Because there is so much more to know about the epigenetic regulation of oncogenes, we have thus developed a functional assay that tests most of the pharmaceutical and nutriceutical therapies on living cancer cell cultures. The concept is very analogous to the culture and sensitivity testing that is routinely done for malignant bacterial infections. With a bacterial culture and sensitivity test, the basic steps are: First, we biopsy the infected tissue and screen and identify the malignant bacteria. Then we grow these bacteria in an environment with several antibacterial medications to measure which medication the bacteria is most sensitive to be inhibited in growth.

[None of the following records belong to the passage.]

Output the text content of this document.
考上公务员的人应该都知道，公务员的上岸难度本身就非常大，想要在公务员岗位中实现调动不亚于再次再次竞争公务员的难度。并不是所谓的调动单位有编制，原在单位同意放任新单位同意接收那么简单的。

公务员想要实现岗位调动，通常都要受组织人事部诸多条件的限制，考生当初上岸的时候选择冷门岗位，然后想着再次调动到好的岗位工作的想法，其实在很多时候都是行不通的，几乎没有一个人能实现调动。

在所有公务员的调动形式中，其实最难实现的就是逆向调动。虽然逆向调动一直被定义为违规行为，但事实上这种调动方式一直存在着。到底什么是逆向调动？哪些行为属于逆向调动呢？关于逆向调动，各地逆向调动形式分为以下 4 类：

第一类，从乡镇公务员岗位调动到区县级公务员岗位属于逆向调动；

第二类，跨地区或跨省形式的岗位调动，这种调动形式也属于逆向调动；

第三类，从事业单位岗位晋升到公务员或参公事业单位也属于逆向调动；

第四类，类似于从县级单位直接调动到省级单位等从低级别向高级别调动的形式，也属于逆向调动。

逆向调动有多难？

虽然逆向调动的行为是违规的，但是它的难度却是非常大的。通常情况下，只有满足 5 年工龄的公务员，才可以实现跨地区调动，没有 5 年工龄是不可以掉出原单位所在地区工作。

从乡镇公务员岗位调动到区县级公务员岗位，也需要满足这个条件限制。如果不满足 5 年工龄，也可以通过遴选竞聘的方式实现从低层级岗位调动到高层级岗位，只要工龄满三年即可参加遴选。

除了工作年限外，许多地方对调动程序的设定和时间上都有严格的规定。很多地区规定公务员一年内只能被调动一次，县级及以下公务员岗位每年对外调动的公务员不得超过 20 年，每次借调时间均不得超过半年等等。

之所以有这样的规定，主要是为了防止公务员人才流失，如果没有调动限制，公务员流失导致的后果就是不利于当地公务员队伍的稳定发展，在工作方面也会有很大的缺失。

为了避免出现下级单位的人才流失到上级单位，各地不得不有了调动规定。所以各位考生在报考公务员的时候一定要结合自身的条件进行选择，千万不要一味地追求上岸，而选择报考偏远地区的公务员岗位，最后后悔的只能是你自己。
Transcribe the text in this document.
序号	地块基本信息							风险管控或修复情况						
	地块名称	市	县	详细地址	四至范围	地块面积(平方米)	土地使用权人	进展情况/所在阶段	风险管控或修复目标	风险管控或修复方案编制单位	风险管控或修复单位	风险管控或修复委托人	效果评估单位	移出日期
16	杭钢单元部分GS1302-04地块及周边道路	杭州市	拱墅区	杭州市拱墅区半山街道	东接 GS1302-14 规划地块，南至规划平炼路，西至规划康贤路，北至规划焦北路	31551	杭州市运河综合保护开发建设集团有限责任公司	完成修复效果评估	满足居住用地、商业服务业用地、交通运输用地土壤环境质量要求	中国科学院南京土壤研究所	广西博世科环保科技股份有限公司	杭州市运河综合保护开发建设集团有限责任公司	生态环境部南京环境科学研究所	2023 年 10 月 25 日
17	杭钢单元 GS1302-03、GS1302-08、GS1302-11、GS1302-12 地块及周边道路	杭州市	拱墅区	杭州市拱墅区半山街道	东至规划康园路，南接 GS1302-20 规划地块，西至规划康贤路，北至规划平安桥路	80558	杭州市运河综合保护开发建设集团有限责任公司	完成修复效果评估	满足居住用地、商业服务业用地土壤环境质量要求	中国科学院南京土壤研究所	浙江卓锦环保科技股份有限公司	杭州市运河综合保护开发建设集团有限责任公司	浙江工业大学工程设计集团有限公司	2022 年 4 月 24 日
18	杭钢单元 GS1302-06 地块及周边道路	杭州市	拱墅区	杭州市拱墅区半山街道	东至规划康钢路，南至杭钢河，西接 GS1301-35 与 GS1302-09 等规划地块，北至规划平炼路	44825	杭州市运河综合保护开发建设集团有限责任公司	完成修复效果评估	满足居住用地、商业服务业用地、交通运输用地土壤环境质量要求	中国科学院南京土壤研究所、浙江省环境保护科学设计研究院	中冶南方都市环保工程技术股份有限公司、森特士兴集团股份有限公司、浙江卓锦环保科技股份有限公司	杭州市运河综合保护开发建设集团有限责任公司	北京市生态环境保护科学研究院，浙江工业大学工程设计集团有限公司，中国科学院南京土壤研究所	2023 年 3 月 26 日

The process for cancer cells we use is basically the same in principle. The main difference is the type of equipment we use to select the malignant cancer cells. The measurement of cancer cell inhibition is sometimes a simple cell count to measure inhibition compared to an untreated control culture, but, cancer cells are very adaptable and in many cases we need to re-measure the expression of key oncogene protein products to determine if the tested medication has down regulated the oncogene expression. With nutriceutical medications the measurement of the markers for cell death or decreased expression of key oncogene protein expression is the only test we have to help us select what nutriceutical therapies are ideal for the suppression of an individual cancer.
In this way the Cancer Genetic Phenotype Testing and the Cancer Cell Culture and Sensitivity Testing (RGCC Testing) offered thru Bahamas Clinical Services Ltd. at the IAT Clinic (Bahamas) Ltd. is very individualized testing. This type of testing is one of the ways we help individualize treatment protocols for the client with cancer and help the oncologist better select what pharmaceutical, nutriceutical, targeted immunotherapy or targeted gene therapy is objectively rational in your individual case. Our doctors work with your family doctor and your oncology team to get the best treatment available for your cancer.